The Ghana Cocoa Forest REDD+ Programme, is a strategy set by government to reduce emissions from deforestation and forest degradation over the next 20 years, whilst at the same time addressing threats that undermine ecosystem services and environmental integrity.

The strategy believes in building resilient landscapes and livelihoods, therefore, highlights the profits of non-carbon benefits such as improved forest governance.

Mr Joseph Lumumba, the Africa Regional Coordinator, TFA, said even though there were various commitments by individual bodies to tackle problems of deforestation in the landscapes, the canker was still left unsolved because it needed a collective effort on the part of stakeholders.

The objective of the workshop, he said, was therefore to drive collective action to accelerate implementation of GCFRP especially in the areas of design and architecture by mobilising the private sector to deliberate for sustainable solutions.

Mr Lumumba called on government to facilitate the engagement of the private sector to support the implementation of the programme and redirect some extension programmes to landscapes within their jurisdictions.
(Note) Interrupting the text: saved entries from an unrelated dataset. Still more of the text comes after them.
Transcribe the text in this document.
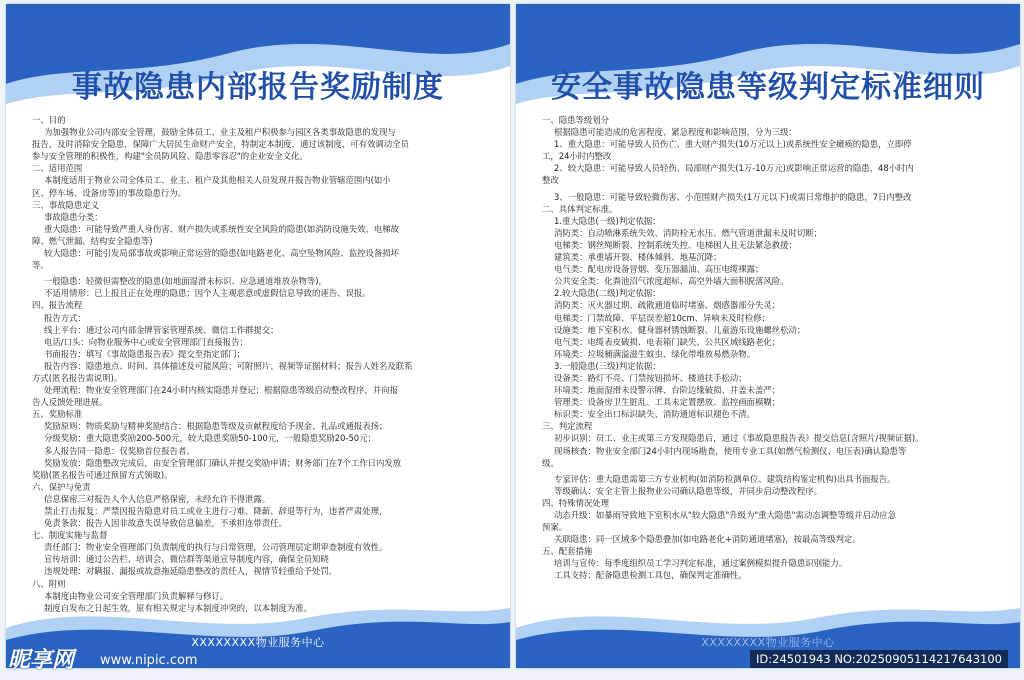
事故隐患内部报告奖励制度

一、目的

为加强物业公司内部安全管理，鼓励全体员工、业主及租户积极参与园区各类事故隐患的发现与

报告，及时消除安全隐患，保障广大居民生命财产安全，特制定本制度，通过该制度，可有效调动全员

参与安全管理的积极性，构建"全员防风险、隐患零容忍"的企业安全文化。

二、适用范围

本制度适用于物业公司全体员工、业主、租户及其他相关人员发现并报告物业管辖范围内(如小

区、停车场、设备房等)的事故隐患行为。

三、事故隐患定义

事故隐患分类：

重大隐患：可能导致严重人身伤害、财产损失或系统性安全风险的隐患(如消防设施失效、电梯故

障、燃气泄漏、结构安全隐患等)

较大隐患：可能引发局部事故或影响正常运营的隐患(如电路老化、高空坠物风险、监控设备损坏

等。

一般隐患：轻微但需整改的隐患(如地面湿滑未标识、应急通道堆放杂物等)，

不适用情形：已上报且正在处理的隐患；因个人主观恶意或虚假信息导致的诬告、误报。

四、报告流程

报告方式：

线上平台：通过公司内部金牌管家管理系统、微信工作群提交；

电话/口头：向物业服务中心或安全管理部门直接报告；

书面报告：填写《事故隐患报告表》提交至指定部门；

报告内容：隐患地点、时间、具体描述及可能风险；可附照片、视频等证据材料；报告人姓名及联系

方式(匿名报告需说明)。

处理流程：物业安全管理部门在24小时内核实隐患并登记；根据隐患等级启动整改程序，并向报

告人反馈处理进展。

五、奖励标准

奖励原则：物质奖励与精神奖励结合：根据隐患等级及贡献程度给予现金、礼品或通报表扬；

分级奖励：重大隐患奖励200-500元，较大隐患奖励50-100元，一般隐患奖励20-50元；

多人报告同一隐患：仅奖励首位报告者。

奖励发放：隐患整改完成后，由安全管理部门确认并提交奖励申请；财务部门在7个工作日内发放

奖励(匿名报告可通过预留方式领取)。

六、保护与免责

信息保密三对报告人个人信息严格保密，未经允许不得泄露。

禁止打击报复：严禁因报告隐患对员工或业主进行刁难、降薪、辞退等行为，违者严肃处理，

免责条款：报告人因非故意失误导致信息偏差，不承担连带责任。

七、制度实施与监督

责任部门：物业安全管理部门负责制度的执行与日常管理，公司管理层定期审查制度有效性。

宣传培训：通过公告栏、培训会、微信群等渠道宣导制度内容，确保全员知晓

违规处理：对瞒报、漏报或故意拖延隐患整改的责任人，视情节轻重给予处罚。

八、附则

本制度由物业公司安全管理部门负责解释与修订。

制度自发布之日起生效，原有相关规定与本制度冲突的，以本制度为准。

XXXXXXXX物业服务中心
安全事故隐患等级判定标准细则

一、隐患等级划分

根据隐患可能造成的危害程度、紧急程度和影响范围，分为三级：

1、重大隐患：可能导致人员伤亡、重大财产损失(10万元以上)或系统性安全瘫痪的隐患，立即停

工，24小时内整改

2、较大隐患：可能导致人员轻伤、局部财产损失(1万-10万元)或影响正常运营的隐患，48小时内

整改

3、一般隐患：可能导致轻微伤害、小范围财产损失(1万元以下)或需日常维护的隐患，7日内整改

二、具体判定标准。

1.重大隐患(一级)判定依据：

消防类：自动喷淋系统失效、消防栓无水压、燃气管道泄漏未及时切断；

电梯类：钢丝绳断裂、控制系统失控、电梯困人且无法紧急救援；

建筑类：承重墙开裂、楼体倾斜、地基沉降；

电气类：配电房设备冒烟、变压器漏油、高压电缆裸露；

公共安全类：化粪池沼气浓度超标、高空外墙大面积脱落风险。

2.较大隐患(二级)判定依据：

消防类：灭火器过期、疏散通道临时堵塞、烟感器部分失灵；

电梯类：门禁故障、平层误差超10cm、异响未及时检修；

设施类：地下室积水、健身器材锈蚀断裂、儿童游乐设施螺丝松动；

电气类：电缆表皮破损、电表箱门缺失、公共区域线路老化；

环境类：垃圾桶满溢滋生蚊虫、绿化带堆放易燃杂物。

3.一般隐患(三级)判定依据：

设备类：路灯不亮、门禁按钮损坏、楼道扶手松动；

环境类：地面湿滑未设警示牌、台阶边缘破损、井盖未盖严；

管理类：设备房卫生脏乱、工具未定置摆放、监控画面模糊；

标识类：安全出口标识缺失、消防通道标识褪色不清。

三、判定流程

初步识别：员工、业主或第三方发现隐患后，通过《事故隐患报告表》提交信息(含照片/视频证据)。

现场核查：物业安全部门24小时内现场勘查，使用专业工具(如燃气检测仪、电压表)确认隐患等

级。

专家评估：重大隐患需第三方专业机构(如消防检测单位、建筑结构鉴定机构)出具书面报告。

等级确认：安全主管上报物业公司确认隐患等级，并同步启动整改程序。

四、特殊情况处理

动态升级：如暴雨导致地下室积水从"较大隐患"升级为"重大隐患"需动态调整等级并启动应急

预案。

关联隐患：同一区域多个隐患叠加(如电路老化+消防通道堵塞)，按最高等级判定。

五、配套措施

培训与宣传：每季度组织员工学习判定标准，通过案例模拟提升隐患识别能力。

工具支持：配备隐患检测工具包，确保判定准确性。

XXXXXXXX物业服务中心
昵享网 www.nipic.com	ID:24501943 NO:20250905114217643100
Mr Raymond Kofi Sakyi, a representative from the Climate Change Directorate, Forestry Commission, said over the years, the country had experienced environmental depletion activities such as logging, mining, and agricultural expansion in the cocoa, oil palm and rubber landscape, that negatively affected the environment.

“Many farmers also don’t carry out cocoa smart farm practices and expand cocoa production into forest reserves, which had led to a drastic drop in cocoa yielding.”

A more intensive implementation of the GCFRP, would thus, help to stop the expansion of cocoa into forest reserves and increase cocoa yield on same piece of land, he noted.

Mr Sakyi said the Forestry Commission had also undertaken interventions such as establishing plantation in degraded forest reserves and ‘Youth in Afforestation’ programmes to control the canker.

He recommended that interventions like planting shade trees in farms, enriching planting, introducing climate smart production systems, rehabilitating forest reserves and enforcing laws governing forest reserves be employed to develop the sector.

On the implementation frameworks, he suggested that sector agencies and developmental partners adopt strategies like reinforced governance, carbon accounting especially to donor agencies, monitoring of national forest by concerned agencies and adopting of feedback and grievance redress mechanisms.

Mr Kwabena Twumasi, Technical Advisor, GIZ, said the GIZ was implementing a project called, “Forestry Landscape Restoration through a Sustainable Wood Energy Value Chain,” to reduce the pressures put on forest reserves.

Under the project, the GIZ sought to rehabilitate degraded forests and reduce demand on forest especially by charcoal producers by giving them alternate sources like woodlots to produce charcoal.

It also introduced improved cook stoves that uses less quantity of charcoal as another intervention to protect forest reserves, he said.

The project partners are the Ministry of Energy, the Forestry Commission, the Energy Commission, the Environmental Protection Agency, and the IUCN Netherlands.

The workshop was attended by stakeholders from cocoa and palm oil production and donor institutions like GIZ, Africa Development Bank, Olam Ghana, Wilmar Africa, SIAT, UNDP, and Forestry Commission.